The phrase “If Mama Ain’t Happy, Ain’t Nobody Happy” would surely top a ranking of Most Cross-Stitched Phrases, if only such a list existed. Now a new study in Journal of Marriage and Family finds some truth to the idea, sort of: Among heterosexual married couples, the happier the wife is with her marriage, the happier the husband will be with his life overall. But the reverse isn’t true — a husband’s happiness doesn’t influence the wife’s well-being.
Here’s an overview of the methodology, via ScienceDaily:
Researchers analyzed data of 394 couples who were part of a national study of income, health and disability in 2009. At least one of the spouses was 60 or older and on average, couples were married for 39 years.
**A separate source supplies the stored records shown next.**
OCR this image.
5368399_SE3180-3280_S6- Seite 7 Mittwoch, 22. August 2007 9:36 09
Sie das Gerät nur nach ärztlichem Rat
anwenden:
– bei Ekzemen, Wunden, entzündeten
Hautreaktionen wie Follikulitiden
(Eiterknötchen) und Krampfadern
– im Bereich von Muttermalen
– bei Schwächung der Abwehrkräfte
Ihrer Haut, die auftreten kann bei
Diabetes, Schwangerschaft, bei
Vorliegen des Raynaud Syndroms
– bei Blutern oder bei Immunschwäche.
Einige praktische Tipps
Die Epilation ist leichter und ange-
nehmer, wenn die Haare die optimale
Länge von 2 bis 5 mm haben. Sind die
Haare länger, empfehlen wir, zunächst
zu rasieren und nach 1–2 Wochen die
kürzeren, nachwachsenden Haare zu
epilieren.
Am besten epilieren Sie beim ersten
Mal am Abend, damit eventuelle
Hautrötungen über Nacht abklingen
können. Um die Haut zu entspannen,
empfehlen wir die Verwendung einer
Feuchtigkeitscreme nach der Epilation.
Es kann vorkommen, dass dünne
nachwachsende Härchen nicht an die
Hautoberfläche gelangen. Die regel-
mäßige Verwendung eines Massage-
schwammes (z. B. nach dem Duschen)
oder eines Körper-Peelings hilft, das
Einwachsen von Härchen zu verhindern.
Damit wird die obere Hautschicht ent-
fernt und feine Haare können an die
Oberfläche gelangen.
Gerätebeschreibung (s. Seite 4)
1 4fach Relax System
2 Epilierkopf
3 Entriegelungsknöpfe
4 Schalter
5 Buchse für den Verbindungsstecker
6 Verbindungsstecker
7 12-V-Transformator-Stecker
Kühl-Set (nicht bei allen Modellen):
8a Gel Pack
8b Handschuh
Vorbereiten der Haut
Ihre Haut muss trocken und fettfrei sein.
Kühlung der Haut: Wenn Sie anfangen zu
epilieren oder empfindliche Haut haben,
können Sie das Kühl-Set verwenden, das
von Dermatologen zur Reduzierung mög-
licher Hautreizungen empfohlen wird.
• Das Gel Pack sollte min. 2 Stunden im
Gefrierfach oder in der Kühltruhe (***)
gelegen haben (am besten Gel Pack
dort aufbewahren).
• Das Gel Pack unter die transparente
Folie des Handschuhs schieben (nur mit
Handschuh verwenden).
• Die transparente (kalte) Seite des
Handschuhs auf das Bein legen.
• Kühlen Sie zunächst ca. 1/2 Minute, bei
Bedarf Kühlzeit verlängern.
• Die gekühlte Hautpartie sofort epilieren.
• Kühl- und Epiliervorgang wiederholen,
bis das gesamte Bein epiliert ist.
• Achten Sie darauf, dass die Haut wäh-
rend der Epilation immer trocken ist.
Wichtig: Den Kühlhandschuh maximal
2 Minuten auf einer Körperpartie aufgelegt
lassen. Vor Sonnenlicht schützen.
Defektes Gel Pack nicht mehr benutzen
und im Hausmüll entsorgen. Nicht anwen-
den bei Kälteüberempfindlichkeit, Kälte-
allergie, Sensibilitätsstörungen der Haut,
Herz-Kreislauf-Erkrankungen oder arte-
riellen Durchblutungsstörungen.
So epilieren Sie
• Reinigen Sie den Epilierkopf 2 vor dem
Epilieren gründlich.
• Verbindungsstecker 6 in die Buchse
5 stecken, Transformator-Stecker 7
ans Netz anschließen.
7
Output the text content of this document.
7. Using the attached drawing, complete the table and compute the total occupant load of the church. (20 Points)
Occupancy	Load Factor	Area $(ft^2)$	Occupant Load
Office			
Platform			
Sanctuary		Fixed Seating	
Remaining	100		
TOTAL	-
In order to assess marital quality, those involved in the study were asked several questions, such as whether their spouse appreciates them, argues with them, understands their feelings or gets on their nerves. They were also asked to keep detailed diaries about how happy they were in the previous 24 hours doing selected activities like shopping, doing household chores and watching television.
A husband’s satisfaction both with his marriage and his life was higher when his wife also reported being happy with the marriage; on the other hand, both dipped when his wife was unhappy with their relationship. No similar association was found for the wives, however.
It’s hard to offer an explanation of these findings without creeping into stereotype territory. (“Men are like this and women are like that!”) Still, broadly speaking, women do tend to talk about their emotions more than men do, and that could help explain what’s happening here, said Deborah Carr, a Rutgers University sociologist and co-author of the study, in the press release. “Men tend to be less vocal about their relationships, and their level of marital unhappiness might not be translated to their wives,” she said.
In other words, your partner’s feelings about your relationship are unlikely to affect you if you have no idea what those feelings even are.